Comment by AI_WAIFU
5 years ago
> It assigns no positive or negative connotations to those items; they're things people said off the top of their head when they were asked "What does 'white culture' mean to you?"
The result is the same, the subconscious associations between "white" and "whiteness" and those traits has been strengthened. The meaning of words comes from what people think about when they hear it. By increasing the amount of things people associate with the word "white" the definition is expanded.
No negative connotations have been assigned by the document. But "white" and especially "whiteness" has very negative connotations. I've never come across any text or material suggesting "whiteness" is a good thing. Its always stuff like this: https://news.csusm.edu/ask-the-expert-the-problem-with-white... (That alone is already pretty fucked up when you think about it for more than a second) Furthermore, the meaning of words comes from what people think about when they hear it. But "white supremacy" has extremely negative connotations, and so all those normal things get tarred by association with imagery of the Nazis and the KKK.
>Regarding the previous "iceberg" image---that's a lot of words to go looking through to try and pick out the items you're describing as 'perfectly normal and valuable things.' Can you highlight which ones you were referring to? Assuming good intent, I assume you didn't mean "Racial profiling" or "Fearing people of color."
Of course not, those are the actually bad things that are used to tar the "perfectly normal and valuable things". If the iceberg picture only contained good things, it would associate positive valence with the term "white supremacy" rather than associating negative valence with the normal things as the picture was designed to do.
To take specific examples, "Calling the police on black people". This is a perfectly normal thing to do if your being robbed or harassed and the perpetrator happens to be black. Doing so does not mean your promoting white supremacy. Now if you're doing it because they're black, thats a bad thing, but the image makes no destination, so the normal thing is tarred by the bad thing. There are also some supper egregious ones, things like "White parents" and "there's only one human race/We're all one big human family". These are actually anti-racist perspectives that are now being associated with one of the most racist and destructive ideologies in history. Another one is "All Lives Matter", this is an explicitly egalitarian message that is now viewed as racist by association.
I can keep going through the list but then my arguments would turn into a gish-gallop.

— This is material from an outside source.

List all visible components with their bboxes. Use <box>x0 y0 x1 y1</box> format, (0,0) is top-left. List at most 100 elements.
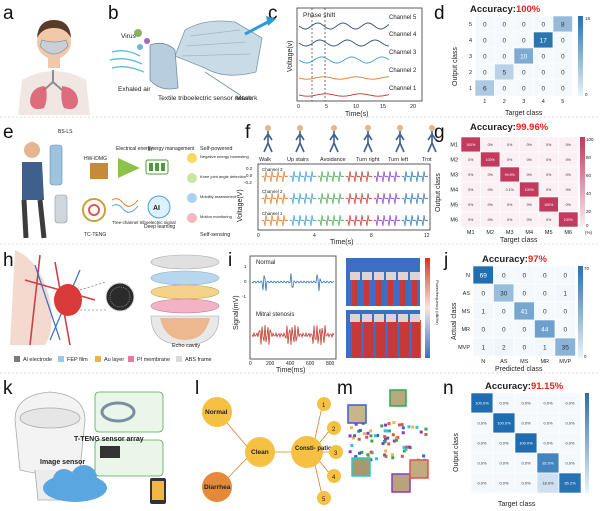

This kind of rhetorical tarring has been going on for so long that certain kinds of explicit institutional racism is now viewed as not racist (affirmative action), and explicitly anti-racist and unifying statements "All lives matter/there's only one human race" are viewed as racist.
All lives matter, in particular, is perceived as racist because it's only trotted out as a response to black lives matter (a phrase it is not at all incompatible with, so people tossing "all lives matter" out as a response to "black lives matter" are immediately casting it in a racist connotation).
As for the reason it isn't really a retort to "black lives matter", that's been explained better by Chris Straub than I ever could.
https://chainsawsuit.com/comic/2016/07/07/all-houses-matter-...
Not unlike the battle standard of northern Virginia, symbols pick up racist connotation when racists keep using them.
No, it's always been a valid response to BLM. BLM puts the focus on race and race alone. Effectively excluding every other major source of causation and axis of variation. You know, things like extreme poverty, heart disease, malaria, etc.(All of which kill 100,000s every year and very disproportionately affect black people, but you never hear a peep about it from BLM) By making it a race issue (especially without solid evidence), you deliberately antagonize people who are either disproportionally affected by the other factors of variation who belong to the "privileged" race or who care about other issues that can be convincingly argued to be far more serious.
To extend the house analogy, there aren't 2 houses, there are 7 billion and you're saying we should focus our attention on the black ones rather than the ones that are on fire because they are more likely to be black.
Unfortunately, you can't quite capture that logic with a catchy jingle like BLM, so your left saying ALM and crossing your fingers hoping racial tensions don't escalate.
It's more that they're saying people just believe black houses are likelier to catch fire innately and that's acceptable, when they're not and it's not.